Otherwise, you have to specify the configuration file while hiproxy starts. In the case, you may place the configuration file anywhere, which can be named anything. (Omitted hosts file name is hosts, and rewrite file name is rewrite).

Specifiy configuration file

You can use some options to specify the name of configuration file. They are -c, --hosts-file <files> or -r, --rewrite-file <files>.

-c, --hosts-file <files> is used to specify the path of hosts file. , can be used to separate more than one files.

-r, --rewrite-file <files> is used to specify the path of rewrite file. , can be used to separate more than one files.

<files> supports simple wildchar mode to speify more files. For example, --rewrite-file ./*/*.conf.

Note

If you specified a configuration file, hiproxy would look for specified file to instead of looking for omitted hosts ro rewrite. For example:

  • If -c ./*/hosts.conf is specified, hiproxy would ignore the file named hosts.
  • If -r ./*/rewrite.conf is specified, hiproxy would ignore the file named rewrite.

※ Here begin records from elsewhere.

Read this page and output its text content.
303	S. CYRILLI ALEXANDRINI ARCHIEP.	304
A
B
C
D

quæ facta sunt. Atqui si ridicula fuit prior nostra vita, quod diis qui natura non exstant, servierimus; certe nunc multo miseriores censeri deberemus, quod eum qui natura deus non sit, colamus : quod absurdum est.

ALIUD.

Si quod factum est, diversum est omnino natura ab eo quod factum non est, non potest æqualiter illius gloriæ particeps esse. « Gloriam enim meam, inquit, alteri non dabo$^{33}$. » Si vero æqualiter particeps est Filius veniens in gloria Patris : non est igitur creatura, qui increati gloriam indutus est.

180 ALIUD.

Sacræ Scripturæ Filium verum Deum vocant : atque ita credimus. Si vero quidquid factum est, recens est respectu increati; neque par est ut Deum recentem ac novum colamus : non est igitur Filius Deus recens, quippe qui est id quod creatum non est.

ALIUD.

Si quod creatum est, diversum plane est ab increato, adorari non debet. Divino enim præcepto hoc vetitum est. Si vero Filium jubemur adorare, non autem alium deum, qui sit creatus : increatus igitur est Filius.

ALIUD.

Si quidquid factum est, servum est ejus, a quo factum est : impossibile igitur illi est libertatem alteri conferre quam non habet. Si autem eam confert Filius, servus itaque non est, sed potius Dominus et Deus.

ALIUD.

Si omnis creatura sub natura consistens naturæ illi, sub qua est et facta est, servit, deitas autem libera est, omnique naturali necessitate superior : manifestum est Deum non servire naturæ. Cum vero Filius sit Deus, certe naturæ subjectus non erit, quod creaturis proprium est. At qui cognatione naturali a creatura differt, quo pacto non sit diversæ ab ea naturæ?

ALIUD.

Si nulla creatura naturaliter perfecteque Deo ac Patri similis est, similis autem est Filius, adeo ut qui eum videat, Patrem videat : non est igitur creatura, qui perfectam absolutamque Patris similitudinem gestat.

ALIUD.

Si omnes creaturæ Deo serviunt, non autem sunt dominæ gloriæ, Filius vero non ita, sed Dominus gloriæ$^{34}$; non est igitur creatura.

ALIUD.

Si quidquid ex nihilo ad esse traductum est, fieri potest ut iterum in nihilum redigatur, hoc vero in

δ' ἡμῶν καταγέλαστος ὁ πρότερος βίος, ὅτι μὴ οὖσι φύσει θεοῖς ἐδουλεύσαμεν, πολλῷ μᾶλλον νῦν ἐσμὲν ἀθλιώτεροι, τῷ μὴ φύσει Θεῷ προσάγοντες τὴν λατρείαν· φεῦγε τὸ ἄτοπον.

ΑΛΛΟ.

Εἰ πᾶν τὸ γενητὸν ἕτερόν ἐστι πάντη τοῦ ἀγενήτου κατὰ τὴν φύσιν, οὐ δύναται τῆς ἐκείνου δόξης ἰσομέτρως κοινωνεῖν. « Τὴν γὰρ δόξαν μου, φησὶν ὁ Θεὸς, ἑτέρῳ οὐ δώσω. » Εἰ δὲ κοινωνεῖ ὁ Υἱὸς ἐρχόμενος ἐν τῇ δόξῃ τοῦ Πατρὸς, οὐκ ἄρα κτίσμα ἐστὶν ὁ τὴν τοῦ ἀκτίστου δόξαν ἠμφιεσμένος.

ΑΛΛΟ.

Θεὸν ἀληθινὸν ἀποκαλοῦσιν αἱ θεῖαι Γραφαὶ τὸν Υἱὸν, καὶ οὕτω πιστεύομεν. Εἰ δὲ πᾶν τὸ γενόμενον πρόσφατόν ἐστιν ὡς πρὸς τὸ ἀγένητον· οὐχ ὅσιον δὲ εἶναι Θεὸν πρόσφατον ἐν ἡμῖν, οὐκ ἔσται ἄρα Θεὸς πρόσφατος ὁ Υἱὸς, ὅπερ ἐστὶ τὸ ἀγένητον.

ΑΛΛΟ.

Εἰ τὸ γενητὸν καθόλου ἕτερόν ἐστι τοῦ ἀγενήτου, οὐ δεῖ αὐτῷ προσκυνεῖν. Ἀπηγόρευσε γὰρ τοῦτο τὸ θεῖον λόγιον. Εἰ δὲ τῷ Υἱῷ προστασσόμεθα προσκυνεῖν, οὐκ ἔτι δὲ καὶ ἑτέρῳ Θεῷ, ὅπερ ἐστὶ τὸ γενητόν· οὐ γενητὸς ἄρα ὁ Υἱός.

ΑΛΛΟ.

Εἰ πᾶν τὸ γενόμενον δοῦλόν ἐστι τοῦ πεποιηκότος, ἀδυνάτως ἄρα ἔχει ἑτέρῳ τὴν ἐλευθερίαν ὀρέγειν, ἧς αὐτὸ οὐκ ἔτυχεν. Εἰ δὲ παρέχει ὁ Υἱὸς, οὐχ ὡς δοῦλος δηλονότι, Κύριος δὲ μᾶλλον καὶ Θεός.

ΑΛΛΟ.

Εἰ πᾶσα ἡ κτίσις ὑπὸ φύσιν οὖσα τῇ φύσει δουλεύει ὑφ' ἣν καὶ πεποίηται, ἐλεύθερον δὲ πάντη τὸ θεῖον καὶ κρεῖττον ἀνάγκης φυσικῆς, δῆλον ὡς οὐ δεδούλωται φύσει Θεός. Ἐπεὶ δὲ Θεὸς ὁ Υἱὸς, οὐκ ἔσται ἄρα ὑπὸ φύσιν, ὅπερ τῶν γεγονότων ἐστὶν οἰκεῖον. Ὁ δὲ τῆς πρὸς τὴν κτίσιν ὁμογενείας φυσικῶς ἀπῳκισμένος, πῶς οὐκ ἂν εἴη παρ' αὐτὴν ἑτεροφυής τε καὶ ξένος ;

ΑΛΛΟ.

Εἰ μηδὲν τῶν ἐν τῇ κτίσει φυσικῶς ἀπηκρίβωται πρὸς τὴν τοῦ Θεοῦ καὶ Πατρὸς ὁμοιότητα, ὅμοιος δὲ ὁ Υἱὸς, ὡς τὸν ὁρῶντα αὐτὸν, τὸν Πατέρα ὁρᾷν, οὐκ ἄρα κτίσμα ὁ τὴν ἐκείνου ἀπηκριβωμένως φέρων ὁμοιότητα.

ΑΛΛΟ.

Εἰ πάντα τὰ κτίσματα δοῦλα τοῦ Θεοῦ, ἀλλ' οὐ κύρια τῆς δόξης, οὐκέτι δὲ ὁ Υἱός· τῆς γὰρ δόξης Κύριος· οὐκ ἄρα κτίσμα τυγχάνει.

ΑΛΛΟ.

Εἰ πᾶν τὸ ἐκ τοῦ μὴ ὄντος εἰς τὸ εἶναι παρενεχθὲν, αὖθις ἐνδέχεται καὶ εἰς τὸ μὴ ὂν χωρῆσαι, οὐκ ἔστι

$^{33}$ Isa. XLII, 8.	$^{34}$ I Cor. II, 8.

Wildchars in configuraton files

Suporting wildchars:

wildchars description example mached unmached
* Match one or more characters. ./test-*.js ./test-hello.js ./test-.js
? Match only one character. ./test?.js ./testA.js ./testAB.js
[abc] Matches a single character that is contained within the brackets. ./test[ABC].js ./testA.js ./testD.js
[^abc] Matches a single character that is not contained within the brackets. ./test[^ABC].js ./testD.js ./testA.js
[!abc] Same as [^abc] ./test[!ABC].js ./testD.js ./testA.js

Note

Do not support use ** to look for files in any hierarchy.